到了河边,翻过长满树木的堤岸。到水边一看,正如五七干校的壮汉所说的是一个摆渡口,不过这摆渡船停在对面。我用手围成喇叭状,用半生不熟的当地话喊“过河了”

见没人应。又喊“有人吗?”这喊声,在宽阔的河面上回荡,发出阵阵回响。

又过了一会儿。从对面河岸上下来一位老汉,见我频频向他招手,慢腾腾地摇橹过了河。还没有到岸,我一步跳上了渡船。老汉问“过河吗?”我回答是。老汉说这摆渡是要收费的。

原来,这摆渡船是河西生产队的,因为在河东有队里的茅草地。故本生产队到对岸干活,坐船是免费的,其他路人摆渡过河要付费。每人单趟五分钱。

我从书包里掏钱,却是找不到五分的零钱。便掏出一张壹毛的纸币。大方地说“给你一角,不用再找了。”

老汉见我出手大方,便热情起来。
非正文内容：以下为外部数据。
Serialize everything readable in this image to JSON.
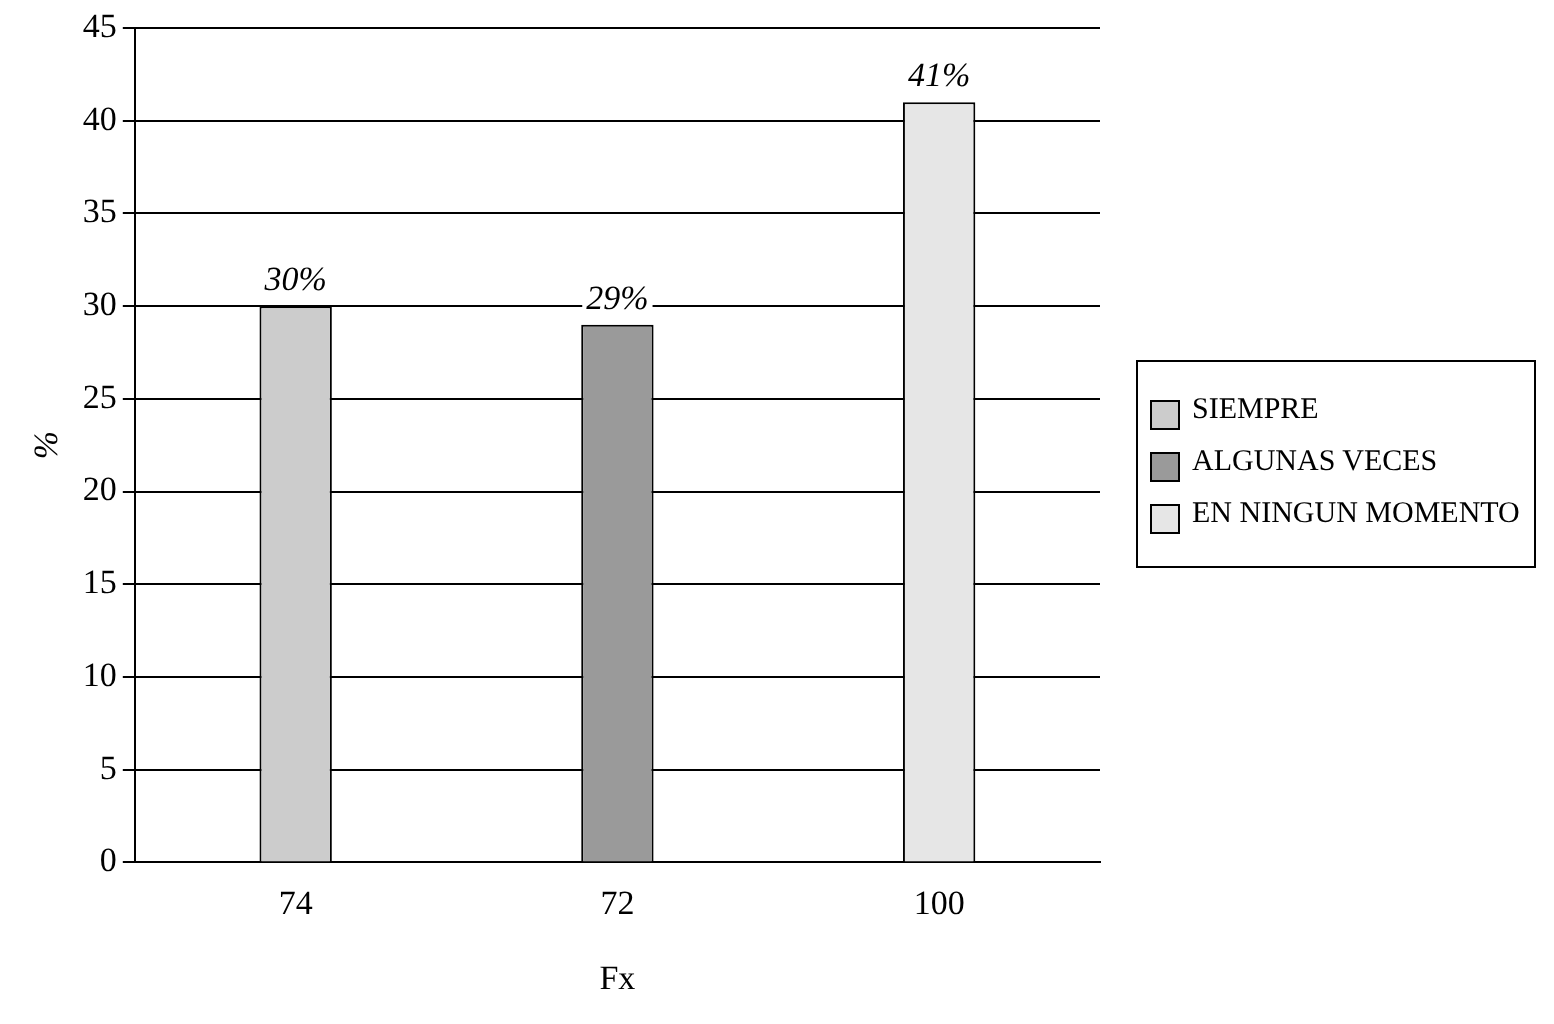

他告诉我,来这儿摆渡过河的人,除了本队的人,外人来摆渡的人很少。已经几天没收到钱了。

我见机便问了他去曹镇的路线。他说去镇上是可以的。但没有直接的路。需要在农舍与田野中穿梭而过,像我要去,则比较难。

这下,我犯愁起来。这路怎么走,心里没有底。就如骑虎难下了。

老汉见我很迷茫的眼神,说看在我是很诚实的人,就教了我怎么不迷路。从河岸上去,到镇上要经过五个生产队。你到一个生产队,就问下一个生产队怎么走。然后走到下一个生产队的队部,生产队部的晒场上都竖有上下工的旗杆,很远就能看到。

老汉不愧是经验丰富的农家人。有这么独特认路的方法,真让我受益匪浅。